Once you've fully cooked your ground beef (no pink here), freezing it is easy. Simply transfer the cooked, drained, and fully cooled meat to an airtight, freezer-safe container or a bag with the air pressed out, label, and date it. For the best taste, use it within two to four months. To help me remember, I like to write the "use by" date on it under the date I froze it for good measure.

Related:What to Substitute for Ground Beef

Like thawed and refrozen beef, precooked ground beef sent to the freezer may also lack in the texture department - better to stick it in a slow-simmering soup than use it for tacos.

How to Thaw Ground Beef

Fridge Method: The best method, and the one recognized by the USDA as the safest, is to defrost ground beef in the fridge. This is because it is essential to keep meat cold while it defrosts, else bacteria will thrive. Simply place the frozen beef, still in whatever packaging, on a plate on the bottom shelf.
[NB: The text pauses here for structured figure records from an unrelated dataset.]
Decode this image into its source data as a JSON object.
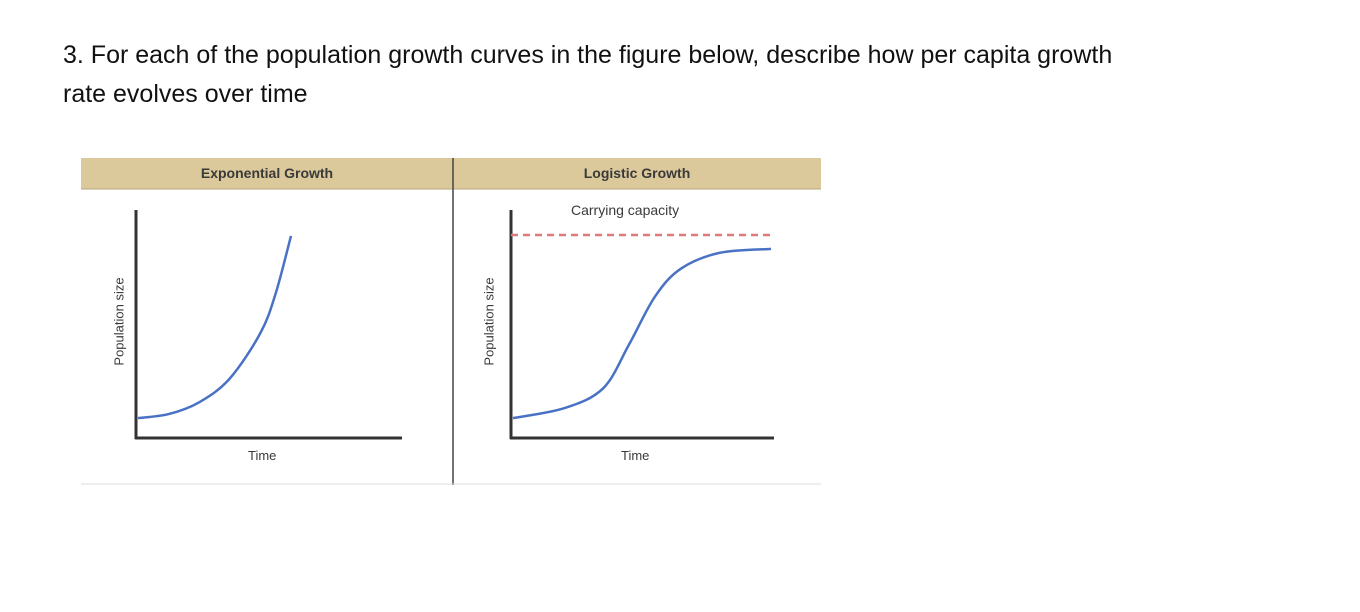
{
  "question": {
    "line1": "3. For each of the population growth curves in the figure below, describe how per capita growth",
    "line2": "rate  evolves over time"
  },
  "figure": {
    "header_color": "#dcc99b",
    "curve_color": "#4a72c4",
    "capacity_line_color": "#e07a7a"
  },
  "chart_data": [
    {
      "type": "line",
      "title": "Exponential Growth",
      "xlabel": "Time",
      "ylabel": "Population size",
      "series": [
        {
          "shape": "exponential",
          "x": [
            0,
            0.2,
            0.4,
            0.6,
            0.8,
            0.9,
            1.0
          ],
          "y": [
            0.05,
            0.07,
            0.13,
            0.25,
            0.48,
            0.68,
            0.97
          ]
        }
      ],
      "grid": false
    },
    {
      "type": "line",
      "title": "Logistic Growth",
      "xlabel": "Time",
      "ylabel": "Population size",
      "annotation": "Carrying capacity",
      "series": [
        {
          "shape": "logistic",
          "x": [
            0,
            0.2,
            0.35,
            0.45,
            0.55,
            0.65,
            0.8,
            1.0
          ],
          "y": [
            0.05,
            0.1,
            0.2,
            0.42,
            0.66,
            0.8,
            0.88,
            0.9
          ]
        }
      ],
      "capacity": 0.97,
      "grid": false
    }
  ]
}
This method takes the longest, though – anywhere from a couple hours to a whole day.

Cold Water Method: Make sure your beef is in a sealed zip-top bag with as much air removed as possible. Place it in a large bowl or plugged sink and cover completely with cold water. Then, use a weight such as a kitchen utensil, plate, or can of beans to submerge the meat. Check the meat every 30 minutes, rotate it, and swap the cool water out at each interval to ensure the meat stays cold.

Microwave Method: The microwave should be a last resort in a kitchen, especially when it comes to thawing. Even with the handy defrost setting, some areas of the ground beef will likely begin to cook during the thaw, turning grey in the process. Remove the meat from the packaging or bag, place it on a plate, and follow the instructions on your appliance for how long to defrost it.

The Best Way to Store Frozen Ground Beef

After I go grocery shopping, I divide any ground meat that's freezer-bound into half-pound or one-pound portions. This goes a long way in setting me up for success, since most recipes call for ground meat in those amounts.

If the meat is already in these portions upon purchase, leave it in its original packaging but add an extra layer of plastic wrap or aluminum foil. Then, place it it in a freezer-safe bag to go the extra mile against freezer burn.

To take the convenience-factor up a notch, use a rolling pin to gently roll out the ground meat flat in the zip-top bag, making one thin sheet of meat and further removing the air. Lay the beef flat in the freezer and it'll store nicely in a space-saving vertical sheet. This method also saves on defrost time because something so thin will defrost in a jiffy.